「ホリスティックな医療とは、ボディ・マインド・スピリットに働きかける医療です。身体のみならず、心、気、霊性を意識し、さらには社会環境や自然環境までを含めた全体的な視点から健康を考えていくことこそ、今求められているのではないでしょうか」
こう語るのは、全米認定リフレクソロジストの荻野麻里さん。
健康や病気について考える時、身体だけではなく心や環境を含めて全体的にとらえる「ホリスティックな医療」が以前に増して重要視されるようになった。そこで、ホリスティック医療の発展と各地の取り組みについて荻野さんにインタビューを行った。
――これからの医療については、何が必要とお考えでしょうか。
荻野麻里さん(以下、敬称略) これからの日本人の健康は、医療者のみならず、あらゆる療法士、セラピストたちが協力し合って支えていかなくてはならないと思います。厚生労働省は、自分の健康には自分で責任を持つ、という「セルフメディケーション」を推進しています。“軽度の不調なら医療に頼らず、自分で工夫をして手当をしよう”ということです。
そのような世の中の流れをキャッチして、「NPO法人 日本ホリスティック医学協会」では、2022年よりホリスティックな医療者・施術者の育成を目的とした「認定療法士制度」をスタートさせました。
私は「認定療法士制度」第1期認定療法士となり、リフレクソロジーと医療の連携を目指すべく活動をしております。4月より第3期認定療法士の募集を開始するそうです(※受験資格がありますので、詳細は募集要項をご確認ください)。
――ほかにはどのような取り組みがあるのでしょうか。
荻野 病院とセラピーの連携が始まっています。昨年、育生会横浜病院にてアロマケア外来が始まりました。長堀優院長のもと、アロマセラピストの中村智美さんが中心となって、看護部との綿密な調整により開設されました。
また、東京の赤坂溜池クリニック(精神科・心療内科)では、降矢英成院長が投薬だけに頼らない、自然治癒力を高めることが期待される代替療法・心理療法・ボディワークなどを、長年にわたり取り入れています。こちらでは2月より、リフレクソロジーの施術をさせていただくことになりました。3月からはバッチフラワーエッセンスのコンサルテーションも始まります。

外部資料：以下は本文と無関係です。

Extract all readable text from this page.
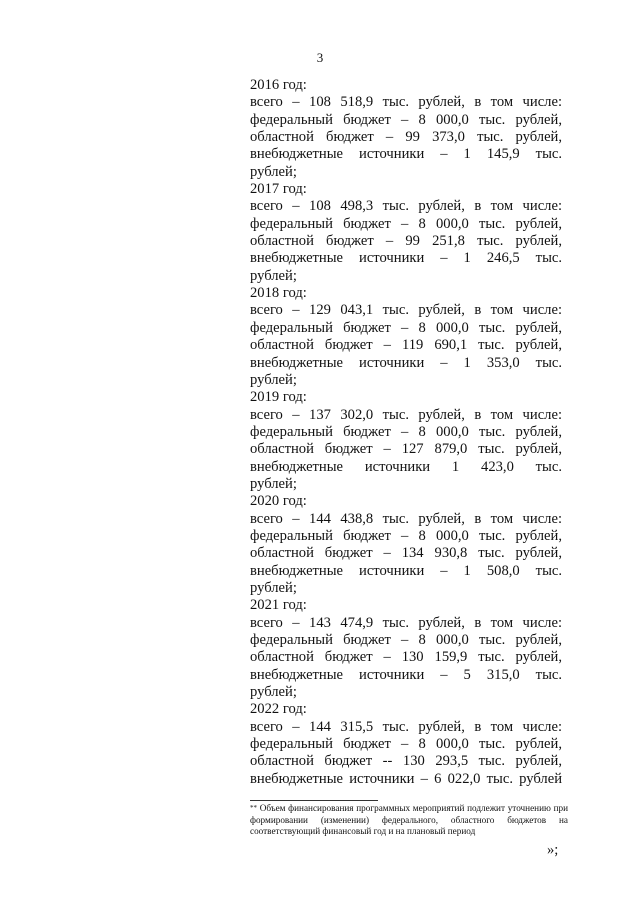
3
2016 год:
всего – 108 518,9 тыс. рублей, в том числе:
федеральный бюджет – 8 000,0 тыс. рублей,
областной бюджет – 99 373,0 тыс. рублей,
внебюджетные источники – 1 145,9 тыс.
рублей;
2017 год:
всего – 108 498,3 тыс. рублей, в том числе:
федеральный бюджет – 8 000,0 тыс. рублей,
областной бюджет – 99 251,8 тыс. рублей,
внебюджетные источники – 1 246,5 тыс.
рублей;
2018 год:
всего – 129 043,1 тыс. рублей, в том числе:
федеральный бюджет – 8 000,0 тыс. рублей,
областной бюджет – 119 690,1 тыс. рублей,
внебюджетные источники – 1 353,0 тыс.
рублей;
2019 год:
всего – 137 302,0 тыс. рублей, в том числе:
федеральный бюджет – 8 000,0 тыс. рублей,
областной бюджет – 127 879,0 тыс. рублей,
внебюджетные источники 1 423,0 тыс.
рублей;
2020 год:
всего – 144 438,8 тыс. рублей, в том числе:
федеральный бюджет – 8 000,0 тыс. рублей,
областной бюджет – 134 930,8 тыс. рублей,
внебюджетные источники – 1 508,0 тыс.
рублей;
2021 год:
всего – 143 474,9 тыс. рублей, в том числе:
федеральный бюджет – 8 000,0 тыс. рублей,
областной бюджет – 130 159,9 тыс. рублей,
внебюджетные источники – 5 315,0 тыс.
рублей;
2022 год:
всего – 144 315,5 тыс. рублей, в том числе:
федеральный бюджет – 8 000,0 тыс. рублей,
областной бюджет -- 130 293,5 тыс. рублей,
внебюджетные источники – 6 022,0 тыс. рублей
** Объем финансирования программных мероприятий подлежит уточнению при формировании (изменении) федерального, областного бюджетов на соответствующий финансовый год и на плановый период
»;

――病院との連携は先進的ですね。ほかの地域はいかがでしょうか。
荻野 日本の各地で、ホリスティック・ドクターたちが地道に根気強く活動されています。
先日は富士山麓に山本竜隆医師が作られた、リトリート施設を見学してきました。
山本先生は長年無医村だった地区に「朝霧高原診療所」を開設し、一般診療と地域医療(在宅医療や産業医など)に忙しく携わるかたわら、滞在・体感型施設 「富士山静養園」と「日月倶楽部」を活き活きと運営されています。富士山を望む広大な土地には、湧き水を汲んで散策が楽しめるコースがあり、空き家利用の野菜温室やハーブウォーター抽出設備、サウナ小屋などが、アイディア満載に創り上げられています。今春からは自然農法を学ぶ「富士山ホリスティック農学校」が開校されるそうです。
ようやく日本もこのような施設が登場するようになりました。ホリスティック・ドクターやナース、各種セラピストたちが連携し合い、より活発に活動できる世の中になっていくことを期待しています。
以上のように、認定療法士制度や病院・クリニックとの連携、リトリート施設の運用など、各地で取り組みが広がっている。今後も、ホリスティック医療の発展に注目したい。
プロフィール 荻野麻里さん
ARCB (アメリカリフレクソロジー認定協会)全米認定リフレクソロジスト。ICR (国際リフレクソロジスト学会)日本コーディネーター。日本ホリスティック医学協会認定療法士。2000年より東京・青山にて、セラピーワークとスクールを個人開業。2021年杉並区に「Sole to Soul Studio」を移転オープン。